Mitchell's fatal illness is deliberately not specified in the film. Through dramatic licence, it is implied that a period of rest could have saved or at least extended his life. In fact, Mitchell had bowel or rectal cancer, which he battled for four years. In 1933 he underwent a colostomy and he was ill, often seriously ill, for the remainder of his life. Following surgery in February 1937 he spent a month at a clinic in Vienna, but his cancer was too advanced for the treatment to be effective. Mitchell returned home and, as in the film, spent his last conscious hours in his garden. He died on 11 June 1937, aged 42.

The First of the Few contains several historical inaccuracies:
- Mitchell did not work himself to death on the Spitfire. He did, however, continue to work despite the pain of his illness, tweaking and perfecting the Spitfire design up until his death.
- The famous Rolls-Royce Merlin engine was named after a bird of prey, following the Rolls-Royce convention adopted for its piston aircraft engine designs.

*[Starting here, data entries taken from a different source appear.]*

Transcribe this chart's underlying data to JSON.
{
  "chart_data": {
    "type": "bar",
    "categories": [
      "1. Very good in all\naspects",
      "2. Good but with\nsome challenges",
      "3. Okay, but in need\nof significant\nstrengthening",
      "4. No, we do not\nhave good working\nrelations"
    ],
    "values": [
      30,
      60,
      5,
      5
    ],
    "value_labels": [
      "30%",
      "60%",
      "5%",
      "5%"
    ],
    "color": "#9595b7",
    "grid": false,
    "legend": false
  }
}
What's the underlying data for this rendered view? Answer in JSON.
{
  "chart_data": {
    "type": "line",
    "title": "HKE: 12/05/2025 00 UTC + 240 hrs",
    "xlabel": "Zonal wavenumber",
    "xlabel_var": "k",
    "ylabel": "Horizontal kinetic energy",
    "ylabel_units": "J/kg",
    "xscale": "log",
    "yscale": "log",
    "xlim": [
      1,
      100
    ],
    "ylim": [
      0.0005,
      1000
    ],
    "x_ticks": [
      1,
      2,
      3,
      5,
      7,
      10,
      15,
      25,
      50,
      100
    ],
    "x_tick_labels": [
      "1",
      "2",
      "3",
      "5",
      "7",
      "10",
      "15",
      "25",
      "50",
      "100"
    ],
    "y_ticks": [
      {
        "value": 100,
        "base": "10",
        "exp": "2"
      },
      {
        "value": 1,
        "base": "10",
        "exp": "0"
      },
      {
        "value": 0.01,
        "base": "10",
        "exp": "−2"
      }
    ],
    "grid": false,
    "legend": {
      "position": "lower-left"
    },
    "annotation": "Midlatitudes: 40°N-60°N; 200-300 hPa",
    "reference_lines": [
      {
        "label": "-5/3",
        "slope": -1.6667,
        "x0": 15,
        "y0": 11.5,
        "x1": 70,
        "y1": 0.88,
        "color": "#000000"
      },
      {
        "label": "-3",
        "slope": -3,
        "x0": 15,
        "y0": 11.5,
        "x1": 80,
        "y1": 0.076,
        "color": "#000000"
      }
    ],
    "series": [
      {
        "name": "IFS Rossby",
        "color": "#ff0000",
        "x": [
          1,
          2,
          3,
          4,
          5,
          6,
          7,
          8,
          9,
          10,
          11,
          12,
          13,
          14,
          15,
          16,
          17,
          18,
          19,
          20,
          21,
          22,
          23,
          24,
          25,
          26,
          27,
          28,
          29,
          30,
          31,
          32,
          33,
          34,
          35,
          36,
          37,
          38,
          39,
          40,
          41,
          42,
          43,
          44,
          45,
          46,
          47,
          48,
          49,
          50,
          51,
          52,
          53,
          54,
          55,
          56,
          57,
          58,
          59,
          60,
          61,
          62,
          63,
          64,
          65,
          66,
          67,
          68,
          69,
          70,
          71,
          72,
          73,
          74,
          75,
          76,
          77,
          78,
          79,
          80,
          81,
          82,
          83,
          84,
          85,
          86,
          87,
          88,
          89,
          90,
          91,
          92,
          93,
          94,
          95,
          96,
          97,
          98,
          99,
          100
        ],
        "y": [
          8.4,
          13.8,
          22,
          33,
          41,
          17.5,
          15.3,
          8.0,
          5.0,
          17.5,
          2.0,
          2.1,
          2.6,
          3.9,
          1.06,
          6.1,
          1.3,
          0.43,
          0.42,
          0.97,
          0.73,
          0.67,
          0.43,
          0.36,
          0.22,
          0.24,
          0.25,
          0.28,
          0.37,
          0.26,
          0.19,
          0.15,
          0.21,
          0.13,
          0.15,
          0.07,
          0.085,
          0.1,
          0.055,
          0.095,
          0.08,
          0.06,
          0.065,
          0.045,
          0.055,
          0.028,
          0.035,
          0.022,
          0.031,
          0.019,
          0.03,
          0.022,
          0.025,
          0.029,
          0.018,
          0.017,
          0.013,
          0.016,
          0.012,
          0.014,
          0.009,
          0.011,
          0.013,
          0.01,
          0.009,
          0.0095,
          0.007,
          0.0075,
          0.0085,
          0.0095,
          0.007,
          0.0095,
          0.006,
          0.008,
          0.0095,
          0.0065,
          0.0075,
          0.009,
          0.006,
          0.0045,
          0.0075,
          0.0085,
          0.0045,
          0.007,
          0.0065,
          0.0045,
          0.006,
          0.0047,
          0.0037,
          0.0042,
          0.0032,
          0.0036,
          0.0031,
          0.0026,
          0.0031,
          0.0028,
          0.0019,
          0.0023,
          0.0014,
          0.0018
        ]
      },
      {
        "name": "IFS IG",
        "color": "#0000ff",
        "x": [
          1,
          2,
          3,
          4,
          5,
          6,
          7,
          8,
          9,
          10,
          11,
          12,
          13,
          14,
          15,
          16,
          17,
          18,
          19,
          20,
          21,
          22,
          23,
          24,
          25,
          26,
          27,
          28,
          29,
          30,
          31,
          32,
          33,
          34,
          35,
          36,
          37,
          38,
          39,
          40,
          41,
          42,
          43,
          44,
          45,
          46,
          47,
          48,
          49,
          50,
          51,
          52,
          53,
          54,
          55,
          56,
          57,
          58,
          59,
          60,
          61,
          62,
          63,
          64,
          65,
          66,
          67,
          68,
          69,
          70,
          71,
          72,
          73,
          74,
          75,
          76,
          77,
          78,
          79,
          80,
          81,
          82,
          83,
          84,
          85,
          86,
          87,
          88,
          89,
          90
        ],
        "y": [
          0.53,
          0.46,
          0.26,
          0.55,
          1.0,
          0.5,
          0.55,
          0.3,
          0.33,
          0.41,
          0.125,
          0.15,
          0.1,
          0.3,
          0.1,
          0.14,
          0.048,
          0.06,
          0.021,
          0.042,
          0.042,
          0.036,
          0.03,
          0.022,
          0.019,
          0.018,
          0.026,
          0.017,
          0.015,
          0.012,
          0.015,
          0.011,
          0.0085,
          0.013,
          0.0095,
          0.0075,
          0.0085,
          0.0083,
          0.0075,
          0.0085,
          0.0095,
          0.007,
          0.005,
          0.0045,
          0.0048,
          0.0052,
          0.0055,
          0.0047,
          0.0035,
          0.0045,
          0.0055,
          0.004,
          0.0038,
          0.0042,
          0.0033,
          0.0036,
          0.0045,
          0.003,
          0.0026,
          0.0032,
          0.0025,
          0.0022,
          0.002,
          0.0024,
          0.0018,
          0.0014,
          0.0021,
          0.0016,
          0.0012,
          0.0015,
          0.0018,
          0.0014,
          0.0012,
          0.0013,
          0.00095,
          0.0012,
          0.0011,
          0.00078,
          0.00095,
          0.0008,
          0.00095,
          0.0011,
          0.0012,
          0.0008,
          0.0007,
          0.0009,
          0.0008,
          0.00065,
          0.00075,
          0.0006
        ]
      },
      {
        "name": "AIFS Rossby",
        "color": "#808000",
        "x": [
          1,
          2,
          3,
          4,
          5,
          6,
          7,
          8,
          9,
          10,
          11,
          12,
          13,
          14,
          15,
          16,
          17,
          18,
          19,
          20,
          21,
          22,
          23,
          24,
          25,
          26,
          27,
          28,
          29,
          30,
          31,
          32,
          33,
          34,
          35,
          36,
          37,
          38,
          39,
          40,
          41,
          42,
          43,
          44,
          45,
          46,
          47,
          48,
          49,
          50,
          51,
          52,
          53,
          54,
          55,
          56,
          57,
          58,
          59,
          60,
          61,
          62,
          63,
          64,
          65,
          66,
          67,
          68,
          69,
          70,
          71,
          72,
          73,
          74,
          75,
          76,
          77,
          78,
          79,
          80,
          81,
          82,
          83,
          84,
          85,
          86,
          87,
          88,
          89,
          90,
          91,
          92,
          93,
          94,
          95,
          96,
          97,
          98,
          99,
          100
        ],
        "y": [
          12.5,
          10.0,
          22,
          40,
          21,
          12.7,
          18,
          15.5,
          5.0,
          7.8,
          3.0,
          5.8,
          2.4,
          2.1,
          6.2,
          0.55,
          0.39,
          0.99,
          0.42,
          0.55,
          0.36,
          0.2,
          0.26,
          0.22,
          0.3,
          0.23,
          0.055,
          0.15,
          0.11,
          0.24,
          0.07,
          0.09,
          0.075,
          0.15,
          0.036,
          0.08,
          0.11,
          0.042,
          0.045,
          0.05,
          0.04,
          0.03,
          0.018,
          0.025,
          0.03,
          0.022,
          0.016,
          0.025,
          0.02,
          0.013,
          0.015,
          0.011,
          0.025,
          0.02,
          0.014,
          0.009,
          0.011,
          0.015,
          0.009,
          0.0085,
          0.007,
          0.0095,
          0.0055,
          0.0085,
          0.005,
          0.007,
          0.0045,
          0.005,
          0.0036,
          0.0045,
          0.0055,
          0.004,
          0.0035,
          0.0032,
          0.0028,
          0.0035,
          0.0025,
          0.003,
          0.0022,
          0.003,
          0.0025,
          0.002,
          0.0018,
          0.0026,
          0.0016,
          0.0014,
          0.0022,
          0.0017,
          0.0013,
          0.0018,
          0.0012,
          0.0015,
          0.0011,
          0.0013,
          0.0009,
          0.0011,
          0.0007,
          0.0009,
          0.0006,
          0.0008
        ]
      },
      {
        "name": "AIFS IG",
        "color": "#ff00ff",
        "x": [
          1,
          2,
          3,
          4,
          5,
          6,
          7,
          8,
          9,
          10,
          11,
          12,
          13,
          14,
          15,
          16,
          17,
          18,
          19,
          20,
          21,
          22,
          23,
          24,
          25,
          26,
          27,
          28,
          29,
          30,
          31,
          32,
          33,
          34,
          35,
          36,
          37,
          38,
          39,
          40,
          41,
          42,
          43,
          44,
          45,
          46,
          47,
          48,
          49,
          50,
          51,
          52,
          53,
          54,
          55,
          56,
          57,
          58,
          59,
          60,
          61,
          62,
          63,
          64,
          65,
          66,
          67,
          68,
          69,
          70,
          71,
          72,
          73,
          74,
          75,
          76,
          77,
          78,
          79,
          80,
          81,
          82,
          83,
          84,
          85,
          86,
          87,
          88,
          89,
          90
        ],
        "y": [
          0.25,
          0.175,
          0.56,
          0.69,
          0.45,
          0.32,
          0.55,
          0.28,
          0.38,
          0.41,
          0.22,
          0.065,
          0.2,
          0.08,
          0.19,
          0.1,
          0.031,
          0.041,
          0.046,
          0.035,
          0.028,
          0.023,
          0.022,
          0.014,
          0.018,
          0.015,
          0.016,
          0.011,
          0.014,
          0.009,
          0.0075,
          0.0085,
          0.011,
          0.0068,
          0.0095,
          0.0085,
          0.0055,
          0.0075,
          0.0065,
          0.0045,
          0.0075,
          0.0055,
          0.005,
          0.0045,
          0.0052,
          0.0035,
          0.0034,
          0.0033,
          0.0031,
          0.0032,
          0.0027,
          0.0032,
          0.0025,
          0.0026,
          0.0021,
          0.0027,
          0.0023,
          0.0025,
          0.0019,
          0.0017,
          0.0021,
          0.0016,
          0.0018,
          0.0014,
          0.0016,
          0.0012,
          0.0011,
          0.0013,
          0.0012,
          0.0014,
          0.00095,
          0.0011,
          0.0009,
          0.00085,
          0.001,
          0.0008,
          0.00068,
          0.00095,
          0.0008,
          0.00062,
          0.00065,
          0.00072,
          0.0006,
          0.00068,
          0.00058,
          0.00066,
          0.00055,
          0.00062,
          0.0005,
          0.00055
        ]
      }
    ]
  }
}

It was not named after the wizard of Arthurian legend, as depicted in the film.
- It is believed that Mitchell visited Germany while convalescing from his 1933 surgery, but he never met aircraft designer Willy Messerschmitt.

The film contains historically significant footage that would otherwise have been lost to posterity:
- Film footage of the Supermarine S.4 taking off from Southampton Water, and in flight, now available nowhere else.
- Footage of many real-life Battle of Britain fighter pilots in the opening and closing scenes. RAF fighter pilots such as Tony Bartley and Brian Kingcome (with pipe) have cameo roles in the scenes at the dispersal, and are seen discussing their flights with David Niven before takeoff and after landing.
- Film footage of Jeffrey Quill flying a Spitfire Mk II in the final scenes of the film. Jeffrey Quill's log book records that the aerobatic flying sequences featured in the last 20 minutes of the film were made by him from Northolt on 1–2 November 1941, in a Spitfire Mk II, flying for one hour, five minutes on 1 November and for 45 minutes on 2 November 1941.
- The workers seen building the Spitfire, near the end of the film. These are the real workers, filmed at the Hamble Supermarine Factory, one being Wilfred Hillier (wearing spectacles), working on the only left handed lathe, imported from Germany.